Continuing from Saturday’s post, the second unique and vital gift older people have to offer is their stories. Stories of the arc of a life well spent. Stories that edify. Stories that help us deal with life’s challenges. Stories that connect us with “the ancestors.”
Again, for this gift to bear fruit, if it is to bring meaning to their lives and ours, reciprocity is required. If we truly wish to honor the aged, we must listen to them. And if we do not listen and learn we harm ourselves as we dishonor them, for their much-needed wisdom will be lost. People ignored and sent off to play or to diminish in “homes” because they can no longer contribute to the material success of a society cannot tell their stories because those who need to hear do not listen to them.
Unfortunately, though, age does not automatically confer wisdom.
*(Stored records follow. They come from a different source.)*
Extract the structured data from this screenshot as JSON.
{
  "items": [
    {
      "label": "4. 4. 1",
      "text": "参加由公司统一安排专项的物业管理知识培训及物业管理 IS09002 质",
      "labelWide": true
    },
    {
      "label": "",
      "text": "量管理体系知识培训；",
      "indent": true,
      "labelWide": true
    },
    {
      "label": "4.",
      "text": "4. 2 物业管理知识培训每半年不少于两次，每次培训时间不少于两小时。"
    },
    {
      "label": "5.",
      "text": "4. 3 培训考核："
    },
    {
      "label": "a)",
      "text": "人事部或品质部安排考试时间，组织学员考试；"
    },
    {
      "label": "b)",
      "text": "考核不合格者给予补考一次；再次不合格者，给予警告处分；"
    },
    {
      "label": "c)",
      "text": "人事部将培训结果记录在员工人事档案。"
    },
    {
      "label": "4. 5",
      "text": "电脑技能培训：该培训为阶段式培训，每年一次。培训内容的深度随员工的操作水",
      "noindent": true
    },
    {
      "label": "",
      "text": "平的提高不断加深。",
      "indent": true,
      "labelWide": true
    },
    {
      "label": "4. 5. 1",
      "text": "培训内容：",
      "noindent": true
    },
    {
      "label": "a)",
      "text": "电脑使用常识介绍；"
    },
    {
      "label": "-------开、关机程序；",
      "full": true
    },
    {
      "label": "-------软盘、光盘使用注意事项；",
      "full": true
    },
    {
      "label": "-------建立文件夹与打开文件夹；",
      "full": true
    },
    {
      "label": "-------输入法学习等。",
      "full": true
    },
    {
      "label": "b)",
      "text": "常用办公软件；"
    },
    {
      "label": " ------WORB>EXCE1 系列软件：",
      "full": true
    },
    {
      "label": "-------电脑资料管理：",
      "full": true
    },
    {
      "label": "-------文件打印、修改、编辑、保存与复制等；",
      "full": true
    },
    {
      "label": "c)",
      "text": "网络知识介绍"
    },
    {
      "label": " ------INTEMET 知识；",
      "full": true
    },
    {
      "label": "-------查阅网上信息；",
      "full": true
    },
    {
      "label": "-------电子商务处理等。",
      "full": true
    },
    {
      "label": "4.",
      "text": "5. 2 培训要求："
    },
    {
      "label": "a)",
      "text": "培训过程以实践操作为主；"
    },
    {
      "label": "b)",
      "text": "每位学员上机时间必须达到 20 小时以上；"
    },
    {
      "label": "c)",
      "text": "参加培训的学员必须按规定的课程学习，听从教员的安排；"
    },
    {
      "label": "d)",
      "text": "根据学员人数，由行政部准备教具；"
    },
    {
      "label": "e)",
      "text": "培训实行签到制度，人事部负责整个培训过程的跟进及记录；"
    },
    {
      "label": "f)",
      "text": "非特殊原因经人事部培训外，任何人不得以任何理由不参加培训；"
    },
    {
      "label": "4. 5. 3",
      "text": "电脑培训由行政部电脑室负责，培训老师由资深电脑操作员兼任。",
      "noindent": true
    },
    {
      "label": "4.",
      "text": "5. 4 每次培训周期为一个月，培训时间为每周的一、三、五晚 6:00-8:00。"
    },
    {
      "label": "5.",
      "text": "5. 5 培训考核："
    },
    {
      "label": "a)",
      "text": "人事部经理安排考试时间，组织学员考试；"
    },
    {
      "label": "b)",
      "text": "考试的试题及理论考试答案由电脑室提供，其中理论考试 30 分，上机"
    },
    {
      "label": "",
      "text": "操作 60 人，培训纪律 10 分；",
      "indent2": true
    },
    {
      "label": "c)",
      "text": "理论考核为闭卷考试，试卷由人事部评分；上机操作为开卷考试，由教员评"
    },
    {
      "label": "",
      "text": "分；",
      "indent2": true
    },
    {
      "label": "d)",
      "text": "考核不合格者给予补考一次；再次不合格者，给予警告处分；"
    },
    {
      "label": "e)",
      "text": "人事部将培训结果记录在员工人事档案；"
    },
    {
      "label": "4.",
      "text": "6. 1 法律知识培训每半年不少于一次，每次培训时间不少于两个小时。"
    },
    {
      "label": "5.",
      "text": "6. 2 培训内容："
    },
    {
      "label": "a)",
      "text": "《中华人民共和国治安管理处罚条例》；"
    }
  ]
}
One reason many people do not take the time and effort to listen to the stories of the elderly is that too often there is more rant than insight, more ignorance than wisdom. The obsolescence of the old is caused by social and cultural conditions, but it can also be caused by chosen patterns of irrelevance when the elderly opt to live in the past, to “be who I was.”
This preoccupation with the past can imprison people in anxiety, guilt, despair, and depression. Nouwen and Gaffney tell us that by refusing to live in and embrace the present, old people become “victims of a society which identifies their humanity with their productivity, and prisoners of others who made them believe that their self-worth was determined by their friends. In this way they lose their inner freedom and have no room for a creative response to their loneliness. They are doomed to sourness, bitterness, and cynicism; their future can be nothing else than emptiness, darkness, and hell.” And to go far enough down this road old people can become the stereotypes of “witches and warlocks”—“ugly, ill-tempered creatures who cast a dangerous spell on people and spread a contagious fear wherever they go.” A fear of old age. A fear that perpetuates the cycle of isolation, loneliness, ugliness, fear.
When we were among the Maori for a week last fall I was especially struck by their relationships to “the ancestors.” On a daily basis and in a variety of ways, it seems, the Maori seek to understand what their ancestors had to say about a wide variety of important concerns. One of the healers we met felt he was able to hear some ancestors directly. Others sought their elders to tell them stories from the past. Still others searched libraries and genealogical records to ascertain how the ancestors felt.
They were not engaged in a retro-romantic harking back to some long-gone time, though. These most traditional Maori were also modern, progressive, and in many cases entrepreneurial. Their veneration of ancestors helped them live better in the present because they believe wisdom about human life is perennial, although the details change.
According to Maori scholars, a central, unifying idea in Maori culture in mana, a difficult word to translate, but one that refers to the authority and power of a person. One gains mana through acts of wisdom, leadership, and courage that contribute to the life of the tribe, and one also gains mana by being related to a person (ancestor) of strong mana. Maori elders thus gain status (mana) as they age because if they have been doing their work of aging well, their council is sought. They have stories to tell.